Apa yang Perlu Diketahui?
Enam saksi dari mitra SPPG, pihak swasta, dan supplier ompreng menjalani pemeriksaan oleh Tim Jaksa Penyidik JAM PIDSUS pada Senin, 24 Agustus 2026. Penyidikan masih berlangsung dengan mengedepankan profesionalitas, independensi, akuntabilitas, asas praduga tidak bersalah, dan prinsip kehati-hatian.Enam saksi dari mitra SPPG, supplier ompreng, hingga pihak swasta diperiksa untuk memperkuat pembuktian perkara.
Jakarta, Mediarjn.com – Tim Jaksa Penyidik pada Direktorat Penyidikan Jaksa Agung Muda Bidang Tindak Pidana Khusus (JAM PIDSUS) memeriksa enam orang saksi dalam penyidikan perkara dugaan tindak pidana korupsi terkait tata kelola program Makan Bergizi Gratis (MBG) pada Badan Gizi Nasional (BGN) tahun 2025–2026.
Pemeriksaan terhadap keenam saksi tersebut dilakukan pada Senin, 24 Agustus 2026. Mereka hadir memenuhi panggilan penyidik untuk memberikan keterangan yang diperlukan dalam proses penyidikan perkara tersebut.
Enam Saksi Jalani Pemeriksaan
Keenam saksi yang diperiksa berasal dari sejumlah pihak yang berkaitan dengan pelaksanaan maupun penyediaan kebutuhan dalam program MBG.
Mereka masing-masing berinisial RSA, dari Mitra SPPG Kabupaten Lampung Timur; S, dari Mitra SPPG Ciputat; SDS, selaku karyawan swasta; U, dari Mitra SPPG Kabupaten Lebak; MA, selaku supplier ompreng; serta HD, dari Mitra SPPG Cibadak.

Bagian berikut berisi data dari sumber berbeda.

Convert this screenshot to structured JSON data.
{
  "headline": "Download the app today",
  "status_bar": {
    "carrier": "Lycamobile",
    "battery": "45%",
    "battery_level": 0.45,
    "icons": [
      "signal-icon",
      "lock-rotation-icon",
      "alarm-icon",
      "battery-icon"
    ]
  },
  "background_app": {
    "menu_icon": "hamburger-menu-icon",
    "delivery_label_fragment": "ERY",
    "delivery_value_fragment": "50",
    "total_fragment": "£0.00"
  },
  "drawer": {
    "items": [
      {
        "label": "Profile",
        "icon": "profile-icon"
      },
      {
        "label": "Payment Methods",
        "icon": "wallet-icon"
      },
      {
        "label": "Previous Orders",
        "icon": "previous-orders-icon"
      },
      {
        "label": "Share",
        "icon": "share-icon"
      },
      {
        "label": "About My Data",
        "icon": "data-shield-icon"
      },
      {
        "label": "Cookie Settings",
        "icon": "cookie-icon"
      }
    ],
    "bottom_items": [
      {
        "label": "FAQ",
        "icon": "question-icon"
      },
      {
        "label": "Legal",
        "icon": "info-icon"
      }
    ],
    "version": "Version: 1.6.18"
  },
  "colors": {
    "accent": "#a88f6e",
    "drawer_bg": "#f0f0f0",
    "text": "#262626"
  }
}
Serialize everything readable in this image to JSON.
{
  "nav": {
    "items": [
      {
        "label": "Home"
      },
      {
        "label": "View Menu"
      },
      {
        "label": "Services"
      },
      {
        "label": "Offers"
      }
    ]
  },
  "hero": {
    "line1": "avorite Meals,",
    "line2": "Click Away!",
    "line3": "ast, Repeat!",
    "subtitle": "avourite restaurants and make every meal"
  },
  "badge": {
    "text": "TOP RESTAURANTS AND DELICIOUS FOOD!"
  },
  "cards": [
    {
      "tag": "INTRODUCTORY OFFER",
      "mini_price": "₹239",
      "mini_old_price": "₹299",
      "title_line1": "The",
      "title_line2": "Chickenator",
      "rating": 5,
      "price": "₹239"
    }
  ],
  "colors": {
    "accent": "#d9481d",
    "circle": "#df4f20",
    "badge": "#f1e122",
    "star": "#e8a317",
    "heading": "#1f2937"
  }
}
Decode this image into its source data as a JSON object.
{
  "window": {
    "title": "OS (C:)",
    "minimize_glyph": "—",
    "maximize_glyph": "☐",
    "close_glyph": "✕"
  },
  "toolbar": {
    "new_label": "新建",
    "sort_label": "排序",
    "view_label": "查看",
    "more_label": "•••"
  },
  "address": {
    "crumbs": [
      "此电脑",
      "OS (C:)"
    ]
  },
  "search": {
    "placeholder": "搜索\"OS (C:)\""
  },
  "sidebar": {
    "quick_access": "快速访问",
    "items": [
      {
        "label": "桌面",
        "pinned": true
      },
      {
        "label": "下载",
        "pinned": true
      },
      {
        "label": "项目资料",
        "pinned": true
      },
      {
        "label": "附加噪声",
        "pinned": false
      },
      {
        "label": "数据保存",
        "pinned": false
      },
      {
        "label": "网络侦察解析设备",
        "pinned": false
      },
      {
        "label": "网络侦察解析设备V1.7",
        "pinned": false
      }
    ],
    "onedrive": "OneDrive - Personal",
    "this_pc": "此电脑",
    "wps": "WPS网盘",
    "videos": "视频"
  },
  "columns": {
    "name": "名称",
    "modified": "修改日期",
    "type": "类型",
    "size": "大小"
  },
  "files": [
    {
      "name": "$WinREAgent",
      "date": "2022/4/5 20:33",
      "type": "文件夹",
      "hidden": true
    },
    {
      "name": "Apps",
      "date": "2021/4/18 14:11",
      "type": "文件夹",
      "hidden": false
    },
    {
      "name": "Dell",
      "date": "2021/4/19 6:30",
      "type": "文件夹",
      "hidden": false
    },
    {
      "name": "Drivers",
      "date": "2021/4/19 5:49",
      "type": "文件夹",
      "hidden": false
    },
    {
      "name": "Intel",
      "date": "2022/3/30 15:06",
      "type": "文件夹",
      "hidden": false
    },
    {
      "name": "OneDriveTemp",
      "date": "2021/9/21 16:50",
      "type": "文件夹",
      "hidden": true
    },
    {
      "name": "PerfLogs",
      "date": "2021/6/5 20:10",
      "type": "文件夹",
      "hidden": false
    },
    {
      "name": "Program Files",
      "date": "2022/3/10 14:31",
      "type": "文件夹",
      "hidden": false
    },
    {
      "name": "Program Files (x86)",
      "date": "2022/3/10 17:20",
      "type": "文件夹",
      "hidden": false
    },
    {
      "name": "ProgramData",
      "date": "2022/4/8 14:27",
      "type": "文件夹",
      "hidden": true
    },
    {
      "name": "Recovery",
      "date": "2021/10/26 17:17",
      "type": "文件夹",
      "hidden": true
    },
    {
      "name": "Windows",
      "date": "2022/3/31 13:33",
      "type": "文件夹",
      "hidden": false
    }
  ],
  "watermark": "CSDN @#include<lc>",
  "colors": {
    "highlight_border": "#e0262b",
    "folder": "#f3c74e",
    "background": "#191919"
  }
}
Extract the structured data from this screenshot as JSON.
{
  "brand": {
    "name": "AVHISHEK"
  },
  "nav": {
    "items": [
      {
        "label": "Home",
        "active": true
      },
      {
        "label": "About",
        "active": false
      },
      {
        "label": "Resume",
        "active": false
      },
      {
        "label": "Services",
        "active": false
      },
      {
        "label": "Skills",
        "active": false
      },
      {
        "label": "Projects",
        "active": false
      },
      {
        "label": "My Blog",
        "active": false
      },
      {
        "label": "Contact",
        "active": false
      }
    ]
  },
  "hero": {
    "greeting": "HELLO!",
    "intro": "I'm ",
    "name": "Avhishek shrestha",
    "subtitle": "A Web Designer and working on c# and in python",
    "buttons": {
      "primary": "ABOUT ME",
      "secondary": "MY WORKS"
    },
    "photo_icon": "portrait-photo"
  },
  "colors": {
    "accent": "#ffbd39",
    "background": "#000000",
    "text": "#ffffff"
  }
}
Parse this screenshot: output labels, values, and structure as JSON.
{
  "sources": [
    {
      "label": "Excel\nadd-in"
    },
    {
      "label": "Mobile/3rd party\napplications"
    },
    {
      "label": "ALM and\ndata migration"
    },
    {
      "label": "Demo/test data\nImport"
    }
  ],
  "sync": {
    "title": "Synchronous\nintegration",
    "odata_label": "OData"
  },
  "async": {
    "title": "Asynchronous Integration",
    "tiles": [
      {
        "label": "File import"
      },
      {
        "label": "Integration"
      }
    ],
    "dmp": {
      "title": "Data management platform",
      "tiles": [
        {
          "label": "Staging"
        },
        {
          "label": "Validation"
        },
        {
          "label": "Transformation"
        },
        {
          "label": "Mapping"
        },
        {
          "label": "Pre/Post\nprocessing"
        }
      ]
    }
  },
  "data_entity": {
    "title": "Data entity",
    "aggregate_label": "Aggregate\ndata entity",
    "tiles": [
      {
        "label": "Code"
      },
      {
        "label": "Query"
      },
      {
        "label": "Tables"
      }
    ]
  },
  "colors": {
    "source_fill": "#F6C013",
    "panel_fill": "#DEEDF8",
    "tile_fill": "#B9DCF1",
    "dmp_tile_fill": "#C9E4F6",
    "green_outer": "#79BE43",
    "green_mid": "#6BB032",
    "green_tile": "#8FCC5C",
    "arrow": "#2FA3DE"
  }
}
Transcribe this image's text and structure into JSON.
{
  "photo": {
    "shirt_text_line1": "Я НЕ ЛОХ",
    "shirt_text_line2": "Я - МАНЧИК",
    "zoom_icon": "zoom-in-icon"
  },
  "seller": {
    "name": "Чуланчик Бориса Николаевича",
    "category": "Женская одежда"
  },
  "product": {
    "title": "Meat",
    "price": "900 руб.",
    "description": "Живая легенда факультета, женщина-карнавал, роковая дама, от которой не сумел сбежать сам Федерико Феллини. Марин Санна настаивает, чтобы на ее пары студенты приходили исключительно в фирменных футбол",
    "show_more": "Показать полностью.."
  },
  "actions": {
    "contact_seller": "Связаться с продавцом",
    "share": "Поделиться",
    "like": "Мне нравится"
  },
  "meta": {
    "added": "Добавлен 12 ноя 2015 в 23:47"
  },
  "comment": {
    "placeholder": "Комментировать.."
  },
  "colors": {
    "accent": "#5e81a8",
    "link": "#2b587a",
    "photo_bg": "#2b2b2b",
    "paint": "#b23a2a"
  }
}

Keterangan para saksi tersebut menjadi bagian dari proses penyidikan yang tengah dilakukan oleh Tim Jaksa Penyidik JAM PIDSUS.
Untuk Perkuat Pembuktian
Pemeriksaan dilakukan untuk memperkuat pembuktian sekaligus melengkapi pemberkasan dalam perkara dugaan tindak pidana korupsi terkait tata kelola program MBG pada BGN.
Langkah tersebut merupakan bagian dari rangkaian penyidikan guna mengumpulkan keterangan dan informasi yang relevan dengan perkara yang sedang ditangani.
Penyidikan Kedepankan Prinsip Kehati-hatian
Dalam prosesnya, penyidikan dilaksanakan secara profesional, independen, dan akuntabel.
Tim penyidik juga tetap menjunjung tinggi asas praduga tidak bersalah serta prinsip kehati-hatian dalam menangani perkara tersebut.
Pemeriksaan terhadap para saksi tidak serta-merta menunjukkan keterlibatan mereka sebagai pihak yang melakukan tindak pidana. Status dan kedudukan hukum setiap pihak tetap harus didasarkan pada hasil penyidikan serta pembuktian sesuai ketentuan hukum yang berlaku.